Get started today

The NICA LHEP offline cluster

1 – User registration

A user must be registered to access the computing resources of the off-line NICA cluster. To get an account on the cluster, you must fill out the registration form at registration page. The username and password will be sent to your e-mail address. Help with registration can be obtained from the experiment software development coordinators:

  • BM@N – Konstantin Gertsenberger <gertsen@jinr.ru
  • MPD – Andrey Moshkin <amoshkin@jinr.ru>
  • SPD – Alexey Zhemchugov <zhemchugov@jinr.ru>
  • General cluster questions – Ivan Slepov <slepov@jinr.ru>

2 – The rules of using the cluster

  • Accounts, whose users have not worked on the cluster for more than 3 years, are deleted.
  • Logging on to the cluster is allowed only using the SSH protocol.
  • Interactive work is allowed only on ncx machines [101-106] .jinr.ru
  • Interactive work is when the launched processes consume no more than 100% of the power of one processor core for no more than 15 minutes continuously.

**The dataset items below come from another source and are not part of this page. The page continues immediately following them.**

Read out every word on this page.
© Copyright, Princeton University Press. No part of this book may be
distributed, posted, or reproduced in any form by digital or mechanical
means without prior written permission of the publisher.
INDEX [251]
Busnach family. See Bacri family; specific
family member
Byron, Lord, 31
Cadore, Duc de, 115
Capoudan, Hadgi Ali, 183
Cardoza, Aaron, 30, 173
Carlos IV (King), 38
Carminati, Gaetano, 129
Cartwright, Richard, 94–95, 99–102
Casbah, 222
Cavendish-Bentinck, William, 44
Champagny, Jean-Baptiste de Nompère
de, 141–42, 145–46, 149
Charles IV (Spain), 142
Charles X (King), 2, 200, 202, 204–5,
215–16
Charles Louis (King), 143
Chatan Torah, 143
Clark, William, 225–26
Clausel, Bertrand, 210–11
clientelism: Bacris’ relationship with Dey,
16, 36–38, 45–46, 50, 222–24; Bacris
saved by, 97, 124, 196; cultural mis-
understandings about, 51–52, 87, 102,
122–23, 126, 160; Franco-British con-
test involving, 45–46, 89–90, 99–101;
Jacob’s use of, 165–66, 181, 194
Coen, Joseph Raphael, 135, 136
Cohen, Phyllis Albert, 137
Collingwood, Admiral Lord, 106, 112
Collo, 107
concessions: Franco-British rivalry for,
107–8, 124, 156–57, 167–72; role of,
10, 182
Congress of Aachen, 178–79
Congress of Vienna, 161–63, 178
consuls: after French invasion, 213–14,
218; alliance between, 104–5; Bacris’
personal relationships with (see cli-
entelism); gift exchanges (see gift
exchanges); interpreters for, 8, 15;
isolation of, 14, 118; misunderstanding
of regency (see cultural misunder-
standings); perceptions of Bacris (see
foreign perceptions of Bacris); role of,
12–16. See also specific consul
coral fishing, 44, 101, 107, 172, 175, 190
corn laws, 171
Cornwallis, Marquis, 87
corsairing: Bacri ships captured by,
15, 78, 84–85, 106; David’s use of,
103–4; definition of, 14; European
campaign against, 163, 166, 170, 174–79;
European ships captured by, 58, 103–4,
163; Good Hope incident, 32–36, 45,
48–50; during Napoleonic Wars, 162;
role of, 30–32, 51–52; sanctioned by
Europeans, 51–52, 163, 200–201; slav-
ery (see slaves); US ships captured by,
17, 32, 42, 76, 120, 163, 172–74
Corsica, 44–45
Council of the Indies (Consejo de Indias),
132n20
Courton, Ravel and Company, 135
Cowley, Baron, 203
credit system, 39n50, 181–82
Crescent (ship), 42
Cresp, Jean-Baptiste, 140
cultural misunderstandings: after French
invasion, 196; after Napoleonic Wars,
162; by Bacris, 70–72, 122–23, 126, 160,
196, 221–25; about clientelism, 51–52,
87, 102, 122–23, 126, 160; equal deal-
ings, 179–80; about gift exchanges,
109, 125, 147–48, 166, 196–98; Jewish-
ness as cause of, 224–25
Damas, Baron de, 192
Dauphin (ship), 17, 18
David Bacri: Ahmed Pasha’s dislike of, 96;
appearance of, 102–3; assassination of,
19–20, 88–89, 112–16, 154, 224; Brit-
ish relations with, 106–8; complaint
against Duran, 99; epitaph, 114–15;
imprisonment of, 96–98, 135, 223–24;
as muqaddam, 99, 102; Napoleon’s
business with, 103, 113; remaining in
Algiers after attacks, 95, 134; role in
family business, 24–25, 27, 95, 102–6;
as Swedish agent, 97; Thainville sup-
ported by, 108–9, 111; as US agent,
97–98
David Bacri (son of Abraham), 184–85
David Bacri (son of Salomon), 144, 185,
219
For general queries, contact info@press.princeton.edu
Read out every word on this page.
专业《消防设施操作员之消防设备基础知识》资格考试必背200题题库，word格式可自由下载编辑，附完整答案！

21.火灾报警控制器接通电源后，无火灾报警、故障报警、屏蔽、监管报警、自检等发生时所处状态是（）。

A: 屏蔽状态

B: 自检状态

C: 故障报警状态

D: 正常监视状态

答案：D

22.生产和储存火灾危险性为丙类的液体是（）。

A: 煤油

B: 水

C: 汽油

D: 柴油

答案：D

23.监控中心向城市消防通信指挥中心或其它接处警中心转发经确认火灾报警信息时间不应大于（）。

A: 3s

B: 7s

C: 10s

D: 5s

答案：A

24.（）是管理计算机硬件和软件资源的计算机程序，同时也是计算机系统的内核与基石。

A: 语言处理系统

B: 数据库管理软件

If not, then all processes launched by the user in interactive mode will be stopped.
  • Long-term calculations are only allowed in BATCH mode with launch via SGE (Sun Grid Engine), a batch processing system for managing the resources of a high-performance computing cluster.

3 – Interactive work on the cluster

To login, use your account for ncx machines (ncx[101-106].jinr.ru), e.g.:

ssh -X [username]@ncx.jinr.ru  # regular login

ssh -X [username]@ncx102.jinr.ru  # login to a specific machine

4 – Software installed on cluster nodes

  • CentOS Linux operating system
  • Graphical shell GNOME on Xorg
  • GCC: gcc (version 4.8.5)
  • C ++: g ++ (version 4.8.5)
  • FC: g77 and gfortnan – GNU Fortran (version 4.8.5)
  • PERL: perl (version 5.10.1)
  • PYTHON: python (version 2.6.6)
  • JAVA: java (version 1.8.0)
  • Text editors: vi / vim, emacs, nano
  • Debuggers: ddd, gdbm, jdb
  • Build tools: make, gmake, cmake, imake
  • Internet utilities: firefox, lynx, pine, ssh, ftp, etc.
  • SQL clients for working with MySQL and PostgreSQL databases
  • FairSoft and FairRoot software are installed locally on each NCX machine. The current working version of FairSoft is located in at/opt/fairsoft/<exprmnt>/pro directory, FairRoot –/opt/fairroot/<exprmnt>/pro (where <exprmnt> is one of bmn, mpd, spd). Please, use these official supported versions on the cluster.

5 – The cluster storage system

  • Home directory space /lhep/users/[username] does not exceed 50 GB!
  • To work with a big amount of data files, users can use the EOS storage (EOS documentation).
  • EOS file system user data /eos/nica/<exprmnt>/users/[username] (where <exprmnt> = bmn or mpd or spd). To get the required EOS disk space, contact to the experiment software coordinator.
  • EOS file system experimental and simulated experimental data /eos/nica/<exprmnt>/exp /eos/nica/<exprmnt>/sim (where <exprmnt> = bmn or mpd or spd). To work with EOS data, it is preferable to use XRootD protocol from any remote place, e.g. xrdcp command – to copy EOS files or root://ncm.jinr.ru/ prefix – to open EOS files in the ROOT environment (like root://ncm.jinr.ru//eos/nica/<exprmnt>/exp/...).
  • /tmp – is a ultra-fast storage system for intermediate calculation data. Don’t forget to delete your files after the end of the task.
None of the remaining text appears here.